Investor’s Business Daily warns us that the Social Security “trust fund” may actually be worse than worthless:
[A]n analysis done by the Congressional Budget Office last year on the effect of high government debt levels suggests that unless the government gets its fiscal act together, the value of the trust fund is less than zero.
Under the Alternative Fiscal Scenario, which approximates current policy, CBO finds that elevated debt levels would crowd out private investment and restrain economic growth to a significant degree. Specifically, GDP would be 15% smaller in 2035 under the current policy trajectory than it would be if debt stabilizes around current levels, as it would under the baseline scenario.
While CBO assumes the current-law trajectory for Social Security under both the alternative and baseline scenarios, what matters for its crowding-out analysis is suffocating debt levels, not what contributes to the debt.
Debt would be 185% of GDP in 2035 under current policy — vs. 79% under the baseline scenario.

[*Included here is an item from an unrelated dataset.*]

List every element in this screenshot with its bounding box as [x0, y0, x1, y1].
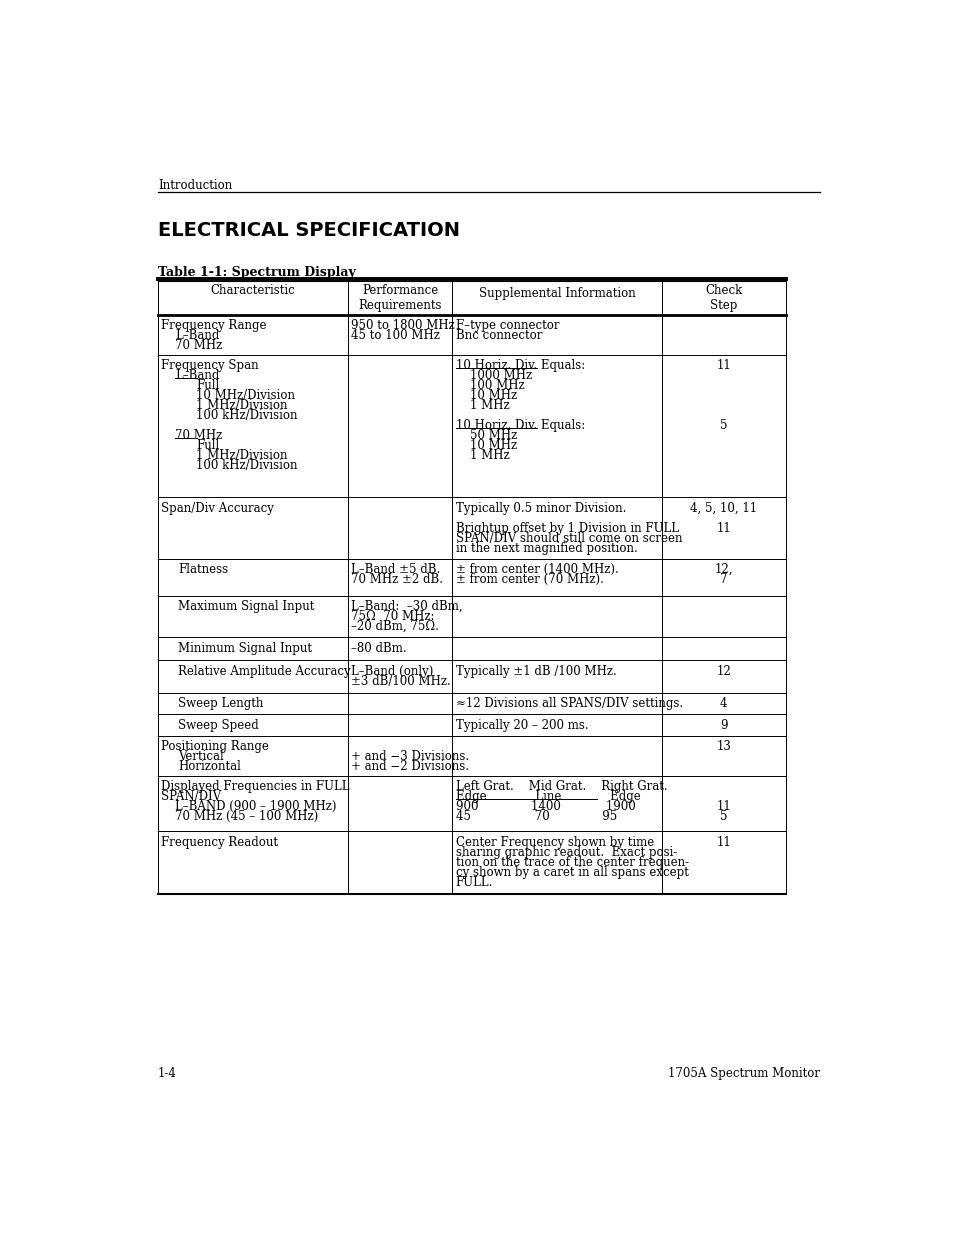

By that point, using assumptions from Social Security’s 2010 annual report, redemptions of trust fund bonds would have raised debt levels by about 18.5% of GDP, or $4.5 trillion in 2010 dollars.
In other words, debt incurred by paying unfunded Social Security benefits would account for nearly 1/6th of the crowding-out effect, curbing GDP by about 2.6%.
In short, if we don’t rein in the federal government’s profligacy, Social Security (which is already a lousy deal for workers) will slowly strangle the country to death. Right before the so-called trust fund runs out entirely.